PPAR-γ is involved in glucose uptake and lipid storage in adipocytes [26,27]. Activation of PPAR-γ to improve the sensitivity of insulin receptors is the predominant mechanism for the antidiabetic efficacy of PPAR-γ agonists [28]. Thiazolidinedione, a synthetic PPAR-γ ligand, significantly increases insulin sensitivity in patients with diabetes, interferes with TNF-α activity, and increases adiponectin levels [29]. Adipocytokines, primarily adiponectin and TNF-α released from adipocytes, appear to be associated with glucose metabolism [30]. Therefore, the hypoglycemic effect of sorghum in this study could be explained by increased PPAR-γ expression in adipose tissue, which consequently increased adiponectin expression and decreased TNF-α expression.

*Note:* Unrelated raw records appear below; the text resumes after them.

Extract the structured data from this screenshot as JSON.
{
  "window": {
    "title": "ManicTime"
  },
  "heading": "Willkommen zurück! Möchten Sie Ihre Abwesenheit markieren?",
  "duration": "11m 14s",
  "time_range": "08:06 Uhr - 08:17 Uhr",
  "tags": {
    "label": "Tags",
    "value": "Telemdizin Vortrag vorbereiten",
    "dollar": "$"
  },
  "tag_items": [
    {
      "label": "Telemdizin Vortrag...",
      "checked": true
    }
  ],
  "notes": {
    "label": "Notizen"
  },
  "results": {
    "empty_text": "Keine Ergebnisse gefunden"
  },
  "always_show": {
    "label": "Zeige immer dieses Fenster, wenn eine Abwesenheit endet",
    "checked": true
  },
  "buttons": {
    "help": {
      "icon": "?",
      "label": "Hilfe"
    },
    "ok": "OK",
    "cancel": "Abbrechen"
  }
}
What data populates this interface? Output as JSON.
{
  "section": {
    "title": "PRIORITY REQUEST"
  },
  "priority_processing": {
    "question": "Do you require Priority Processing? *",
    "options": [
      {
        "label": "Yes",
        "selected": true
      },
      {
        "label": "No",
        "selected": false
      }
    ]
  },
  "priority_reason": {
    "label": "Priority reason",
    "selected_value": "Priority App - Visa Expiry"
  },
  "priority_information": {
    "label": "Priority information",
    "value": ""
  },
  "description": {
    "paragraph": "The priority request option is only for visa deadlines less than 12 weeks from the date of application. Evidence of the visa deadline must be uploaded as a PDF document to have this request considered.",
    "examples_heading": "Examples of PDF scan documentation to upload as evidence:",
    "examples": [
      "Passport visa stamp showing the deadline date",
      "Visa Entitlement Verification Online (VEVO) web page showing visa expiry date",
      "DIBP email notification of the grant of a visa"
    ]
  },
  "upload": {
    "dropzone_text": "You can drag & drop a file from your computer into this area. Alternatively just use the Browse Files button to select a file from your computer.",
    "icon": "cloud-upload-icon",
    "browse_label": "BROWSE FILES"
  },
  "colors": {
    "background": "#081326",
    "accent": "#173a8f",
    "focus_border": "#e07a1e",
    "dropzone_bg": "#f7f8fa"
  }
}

A significant decrease in total cholesterol, LDL-cholesterol, and triglyceride levels was observed in the SE-treated groups. Carr et al. [14] also reported that a sorghum lipid extract from whole kernels exerts a cholesterol-lowering effect by reducing cholesterol absorption with a concomitant increase in fecal sterol excretion. Polyphenols from green tea reduce plasma LDL-cholesterol concentrations by inhibiting cholesterol synthesis [31-33]. Because the cholesterol-lowering effects can be explained by decreased cholesterol synthesis and/or increased cholesterol excretion, the effect of SE on plasma cholesterol concentration in this study may have been due to either increased cholesterol excretion in the feces or decreased cholesterol synthesis in the liver. Chung et al. [18] also reported that a SE reduces plasma triglyceride concentrations in rats with diet-induced obesity, but the hyperlipidemic mechanism is unknown.

A few limitations of this study should be mentioned. No active control group was used (e.g., mice taking antidiabetic medication), dose dependency was not clearly detected due to the doses selected, and the hypocholesterolemic metabolism was not determined. We are currently conducting an animal study to examine the cholesterol-lowering action mechanism of sorghum. In conclusion, our results demonstrate that a SE appeared to have an antidiabetic effect and may have exerted its therapeutic effects through PPAR-γ overexpression in mice fed a HF diet. This is the first study to characterize the antidiabetic mechanisms of sorghum. However, future studies should examine the hypoglycemic effect of sorghum on protein expression during hepatic glucose production and glucose uptake by skeletal muscle.